Tobias,
Thanks for your corrections. It is a bit difficult to speak by means of
"C++-Standard Language" ;)
With Kind Regards,
Ovanes
P.S.
---- OFFTOPIC
Could you take a look at my previous posting regarding singleton
destruction. May be you have overseen it.
---- END
On Jan 24, 2008 3:26 PM, Tobias Schwinger
The wording is a bit ambiguous: A pointer to an /incomplete type/ is in fact OK (using standard terminology), but 'TreeImplBase' is a /template id/ which is not a type at all.
As Ovanes pointed out that construct is illegal, however (except inside a definition of 'TreeImplBase' where it's the /injected class name/).

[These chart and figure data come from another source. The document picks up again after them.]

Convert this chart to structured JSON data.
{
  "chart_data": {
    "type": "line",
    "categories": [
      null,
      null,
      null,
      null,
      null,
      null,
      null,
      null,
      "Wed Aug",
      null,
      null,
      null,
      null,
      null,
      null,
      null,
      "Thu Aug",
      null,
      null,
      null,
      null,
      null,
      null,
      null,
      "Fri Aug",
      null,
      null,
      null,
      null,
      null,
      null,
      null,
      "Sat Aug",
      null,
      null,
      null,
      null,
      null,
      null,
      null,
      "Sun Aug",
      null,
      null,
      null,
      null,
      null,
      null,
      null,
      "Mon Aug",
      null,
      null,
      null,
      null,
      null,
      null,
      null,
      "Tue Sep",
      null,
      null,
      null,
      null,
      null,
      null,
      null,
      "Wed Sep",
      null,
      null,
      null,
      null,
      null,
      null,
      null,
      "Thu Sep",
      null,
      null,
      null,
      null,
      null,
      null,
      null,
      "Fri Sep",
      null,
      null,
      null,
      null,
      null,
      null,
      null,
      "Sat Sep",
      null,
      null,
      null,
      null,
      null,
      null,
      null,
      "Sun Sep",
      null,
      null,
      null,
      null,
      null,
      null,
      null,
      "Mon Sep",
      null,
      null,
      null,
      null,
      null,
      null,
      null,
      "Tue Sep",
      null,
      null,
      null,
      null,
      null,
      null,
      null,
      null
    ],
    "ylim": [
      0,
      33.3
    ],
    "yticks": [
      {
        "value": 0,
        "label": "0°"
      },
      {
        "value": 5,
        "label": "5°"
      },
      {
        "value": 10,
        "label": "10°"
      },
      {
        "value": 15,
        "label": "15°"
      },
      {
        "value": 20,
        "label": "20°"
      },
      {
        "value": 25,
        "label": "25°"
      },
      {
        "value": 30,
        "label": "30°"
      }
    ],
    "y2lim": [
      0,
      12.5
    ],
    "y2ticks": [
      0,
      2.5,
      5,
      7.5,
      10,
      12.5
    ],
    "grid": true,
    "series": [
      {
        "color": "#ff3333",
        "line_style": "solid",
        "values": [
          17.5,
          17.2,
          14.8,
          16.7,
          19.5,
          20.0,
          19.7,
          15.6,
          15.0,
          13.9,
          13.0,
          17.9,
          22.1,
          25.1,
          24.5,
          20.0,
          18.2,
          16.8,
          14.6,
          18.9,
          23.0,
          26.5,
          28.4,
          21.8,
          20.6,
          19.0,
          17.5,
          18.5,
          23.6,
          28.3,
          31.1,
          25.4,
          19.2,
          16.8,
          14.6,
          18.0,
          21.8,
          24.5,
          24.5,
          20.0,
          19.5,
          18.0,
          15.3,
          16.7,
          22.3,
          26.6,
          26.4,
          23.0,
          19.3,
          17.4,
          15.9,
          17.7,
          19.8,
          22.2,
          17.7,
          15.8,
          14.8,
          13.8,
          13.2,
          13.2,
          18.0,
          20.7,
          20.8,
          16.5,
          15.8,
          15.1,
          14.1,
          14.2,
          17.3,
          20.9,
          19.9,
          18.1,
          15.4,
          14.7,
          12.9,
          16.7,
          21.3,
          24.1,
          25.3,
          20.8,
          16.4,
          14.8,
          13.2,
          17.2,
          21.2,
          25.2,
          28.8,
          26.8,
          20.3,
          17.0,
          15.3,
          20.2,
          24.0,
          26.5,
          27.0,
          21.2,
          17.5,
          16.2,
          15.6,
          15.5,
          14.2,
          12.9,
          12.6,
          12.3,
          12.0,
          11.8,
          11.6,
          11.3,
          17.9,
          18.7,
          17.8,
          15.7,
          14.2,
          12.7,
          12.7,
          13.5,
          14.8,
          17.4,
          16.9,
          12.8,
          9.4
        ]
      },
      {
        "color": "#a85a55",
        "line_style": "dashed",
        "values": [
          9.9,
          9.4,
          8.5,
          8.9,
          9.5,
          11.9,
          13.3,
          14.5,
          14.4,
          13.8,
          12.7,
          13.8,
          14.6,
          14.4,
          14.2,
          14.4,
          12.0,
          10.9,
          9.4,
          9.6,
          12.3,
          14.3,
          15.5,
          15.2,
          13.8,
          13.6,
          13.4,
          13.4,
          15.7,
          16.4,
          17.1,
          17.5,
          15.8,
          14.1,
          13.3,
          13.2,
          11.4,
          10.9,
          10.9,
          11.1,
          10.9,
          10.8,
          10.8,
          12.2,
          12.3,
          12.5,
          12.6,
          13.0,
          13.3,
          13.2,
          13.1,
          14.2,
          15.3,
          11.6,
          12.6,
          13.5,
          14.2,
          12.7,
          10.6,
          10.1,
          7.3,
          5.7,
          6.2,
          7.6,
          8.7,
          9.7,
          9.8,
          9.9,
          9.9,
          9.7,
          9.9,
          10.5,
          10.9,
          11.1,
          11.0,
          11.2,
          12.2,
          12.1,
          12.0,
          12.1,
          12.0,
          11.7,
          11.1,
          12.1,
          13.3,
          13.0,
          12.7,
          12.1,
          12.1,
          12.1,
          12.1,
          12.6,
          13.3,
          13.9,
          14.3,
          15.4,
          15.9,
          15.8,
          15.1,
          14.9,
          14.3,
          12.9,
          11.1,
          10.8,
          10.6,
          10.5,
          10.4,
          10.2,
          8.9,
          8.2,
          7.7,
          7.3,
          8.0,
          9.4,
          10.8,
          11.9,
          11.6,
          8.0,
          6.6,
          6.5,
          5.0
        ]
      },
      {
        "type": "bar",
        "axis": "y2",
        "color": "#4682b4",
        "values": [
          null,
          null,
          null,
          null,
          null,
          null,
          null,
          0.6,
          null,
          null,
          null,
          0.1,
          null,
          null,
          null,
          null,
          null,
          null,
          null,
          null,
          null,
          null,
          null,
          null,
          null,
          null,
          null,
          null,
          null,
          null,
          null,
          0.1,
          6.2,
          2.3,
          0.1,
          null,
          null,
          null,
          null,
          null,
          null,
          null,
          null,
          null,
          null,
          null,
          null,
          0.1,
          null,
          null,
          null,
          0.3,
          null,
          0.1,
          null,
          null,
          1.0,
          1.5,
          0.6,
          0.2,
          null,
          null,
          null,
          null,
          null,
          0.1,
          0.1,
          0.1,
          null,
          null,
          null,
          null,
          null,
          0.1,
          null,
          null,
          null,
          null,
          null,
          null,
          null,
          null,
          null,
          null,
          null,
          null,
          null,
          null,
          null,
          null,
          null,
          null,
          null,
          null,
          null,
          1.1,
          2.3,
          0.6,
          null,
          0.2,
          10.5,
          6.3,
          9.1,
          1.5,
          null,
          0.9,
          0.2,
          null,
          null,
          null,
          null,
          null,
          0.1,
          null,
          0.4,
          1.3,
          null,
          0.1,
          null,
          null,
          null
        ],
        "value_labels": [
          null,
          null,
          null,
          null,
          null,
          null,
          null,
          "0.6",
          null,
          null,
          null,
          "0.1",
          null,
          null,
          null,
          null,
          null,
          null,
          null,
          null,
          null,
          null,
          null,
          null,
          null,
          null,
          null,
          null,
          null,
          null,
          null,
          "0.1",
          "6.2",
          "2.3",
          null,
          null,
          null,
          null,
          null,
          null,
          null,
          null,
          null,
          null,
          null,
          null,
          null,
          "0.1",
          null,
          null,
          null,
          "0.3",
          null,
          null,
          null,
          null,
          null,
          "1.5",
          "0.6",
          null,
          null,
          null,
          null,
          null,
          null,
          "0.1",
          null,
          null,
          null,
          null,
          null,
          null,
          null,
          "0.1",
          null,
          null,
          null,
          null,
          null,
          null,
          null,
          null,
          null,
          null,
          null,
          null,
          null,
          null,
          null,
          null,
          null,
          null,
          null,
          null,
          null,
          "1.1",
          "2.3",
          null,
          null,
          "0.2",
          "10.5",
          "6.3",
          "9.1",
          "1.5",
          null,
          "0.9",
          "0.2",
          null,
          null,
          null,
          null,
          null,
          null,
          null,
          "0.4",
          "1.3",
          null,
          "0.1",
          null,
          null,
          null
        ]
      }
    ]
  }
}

/Specializing/ a template with template arguments yields a type. Using (whatever) member of this type's interface causes the template to be implicitly (possibly partially) /instantiated/. It's most important to realize that specializing a template does not cause the template to be instantiated automatically.
Note that "template specialization" has a context-dependent meaning, as it can either refer to a type or of a class (template) definition of a variant implementation of the template:
// /primary template/ template< typename T > struct A { ... };
// definition of the (full) specialization A<int> template< > struct A<int> { ... };
// definition of a partial specialization template< typename T > struct A< B<T> > { typedef A self; // /injected class name/ is a type };
// X and Y are specializations (not instantiations)! typedef A< B<int> > X; typedef A< long > Y;
int main() { X x; // instantiation of the 'B<int>'-specialization of A // at this point
// ...
OK, that's about template terminology in five minutes :-).